The document first clarifies what is meant by site testing, which is “when you try different versions of your website (or part of your website) and collect data on how users react to each version.” Therefore, two types of testing fall under this definition:
- A/B testing, which, as mentioned, involves testing two (or more) variations of a change. For example, we can test different fonts on a button to see if this increases button clicks.
- Multivariate testing, on the other hand, involves testing more than one type of change at a time, looking for the impact of each change and potential synergies between changes. For example, we might try different fonts for a button, but also try changing (and not changing) the font of the rest of the page at the same time: is the new font easier to read and therefore should be used everywhere, or does using a different font on the button than on the rest of the page help attract attention?
Google reminds us that we can use a software to compare behavior with different page variants (parts of a page, whole pages, or entire multipage streams) and monitor which version is most effective with our users. In addition, we can test by creating multiple versions of a page, each with its own URL: when users try to access the original URL, we redirect some of them to each of the URL variations and then compare the users’ behavior to see which page is most effective.

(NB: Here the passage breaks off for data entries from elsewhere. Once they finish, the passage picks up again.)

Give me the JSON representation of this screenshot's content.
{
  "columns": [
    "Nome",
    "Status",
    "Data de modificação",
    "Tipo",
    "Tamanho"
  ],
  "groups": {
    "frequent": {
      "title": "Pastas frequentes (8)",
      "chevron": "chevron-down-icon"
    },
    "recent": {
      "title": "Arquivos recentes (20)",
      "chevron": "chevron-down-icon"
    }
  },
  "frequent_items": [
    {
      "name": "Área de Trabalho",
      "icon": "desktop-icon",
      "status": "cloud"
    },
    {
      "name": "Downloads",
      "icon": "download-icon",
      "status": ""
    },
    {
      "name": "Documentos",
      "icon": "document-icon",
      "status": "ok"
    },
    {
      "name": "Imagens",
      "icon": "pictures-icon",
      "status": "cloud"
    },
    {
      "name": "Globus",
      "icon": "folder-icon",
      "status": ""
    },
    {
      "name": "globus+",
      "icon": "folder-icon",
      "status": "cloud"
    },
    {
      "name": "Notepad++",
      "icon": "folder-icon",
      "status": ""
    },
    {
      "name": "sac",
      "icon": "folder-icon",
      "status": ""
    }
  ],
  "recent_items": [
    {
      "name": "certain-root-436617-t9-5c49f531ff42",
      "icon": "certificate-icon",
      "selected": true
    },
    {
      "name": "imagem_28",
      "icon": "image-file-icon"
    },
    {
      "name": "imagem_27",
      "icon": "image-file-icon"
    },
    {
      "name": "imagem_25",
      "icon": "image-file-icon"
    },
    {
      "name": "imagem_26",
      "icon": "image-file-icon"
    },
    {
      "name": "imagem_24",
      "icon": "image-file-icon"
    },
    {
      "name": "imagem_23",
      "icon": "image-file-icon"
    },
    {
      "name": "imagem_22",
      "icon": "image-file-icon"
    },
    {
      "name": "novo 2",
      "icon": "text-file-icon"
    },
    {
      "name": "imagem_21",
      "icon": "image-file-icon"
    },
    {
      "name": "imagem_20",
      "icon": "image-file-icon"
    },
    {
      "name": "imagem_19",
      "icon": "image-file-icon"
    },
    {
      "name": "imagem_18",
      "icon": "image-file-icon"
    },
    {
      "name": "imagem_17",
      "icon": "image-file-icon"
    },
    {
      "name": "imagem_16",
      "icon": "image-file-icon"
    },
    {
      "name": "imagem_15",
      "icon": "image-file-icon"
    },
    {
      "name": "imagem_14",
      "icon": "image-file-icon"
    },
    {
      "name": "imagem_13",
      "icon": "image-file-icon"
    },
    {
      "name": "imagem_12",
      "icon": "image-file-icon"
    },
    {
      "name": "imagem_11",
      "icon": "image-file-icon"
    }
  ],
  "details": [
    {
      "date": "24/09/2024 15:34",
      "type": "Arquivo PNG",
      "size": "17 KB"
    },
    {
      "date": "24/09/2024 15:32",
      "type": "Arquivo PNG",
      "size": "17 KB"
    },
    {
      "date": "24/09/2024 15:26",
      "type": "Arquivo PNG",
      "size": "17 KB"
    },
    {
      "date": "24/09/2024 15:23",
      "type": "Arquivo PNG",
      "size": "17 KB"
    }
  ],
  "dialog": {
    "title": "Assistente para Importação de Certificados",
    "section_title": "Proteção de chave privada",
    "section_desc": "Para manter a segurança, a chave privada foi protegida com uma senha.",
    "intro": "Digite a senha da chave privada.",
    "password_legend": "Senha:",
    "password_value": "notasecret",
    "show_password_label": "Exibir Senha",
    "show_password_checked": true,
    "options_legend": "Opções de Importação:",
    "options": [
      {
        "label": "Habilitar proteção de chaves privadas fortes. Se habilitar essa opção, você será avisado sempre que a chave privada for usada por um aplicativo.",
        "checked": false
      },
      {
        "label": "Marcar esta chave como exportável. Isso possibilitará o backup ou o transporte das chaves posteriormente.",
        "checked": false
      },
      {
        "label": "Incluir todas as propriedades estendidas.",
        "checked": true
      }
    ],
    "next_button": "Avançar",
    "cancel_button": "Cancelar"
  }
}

Testing sites and Google, the aspects to consider
Depending on the types of content we are testing, the guide says, it may not even be “very important whether Google crawls or indexes some of the content variations in the course of the testing activity”. Small changes, such as the size, color or position of a button or image, or the text of the call-to-action may have a surprising impact on users’ interactions with the page, but “often have little or no impact on the snippet or search result ranking of that page.”
Also, if Googlebot crawls the site “often enough to detect and index the experiment,” it will likely index any updates we make rather quickly at the conclusion of the test.
Google’s best practices for testing sites
The paper also goes into more technical and practical details, providing a set of best practices to follow to avoid negative effects on site behavior in Google Search when testing variations on the site.
- Do not cloak test pages
- Using rel=”canonical” links
If we are testing with multiple URLs, we can use the rel=”canonical” attribute on all alternate URLs to indicate that the original URL is the preferred version. Google recommends using rel=”canonical” rather than a noindex meta tag because it “more closely matches the intention in this situation.” For example, if we are testing variations of your home page, we don’t want “search engines not to index the home page, but only to understand that all test URLs are duplicates or variations similar to the original URL and should be grouped together, with the original URL as canonical.” Using noindex instead of canonical in such a situation could sometimes have unexpected negative effects.
- Using 302 redirects and not 301 redirects
- Launch the experiment only as long as necessary
The amount of time needed for a reliable test varies depending on factors such as conversion rates and the amount of traffic the website receives, and a good testing tool tells us when we have collected enough data to draw a reliable conclusion. Once the test is finished, we need to update the site with the desired content variants and remove all test elements, such as alternate URLs or test scripts and markup, as soon as possible. If Google discovers “a site running an experiment for an unnecessarily long time”, it may interpret this as an attempt to deceive search engines and act accordingly, especially if the site offers a content variant to a large percentage of its users.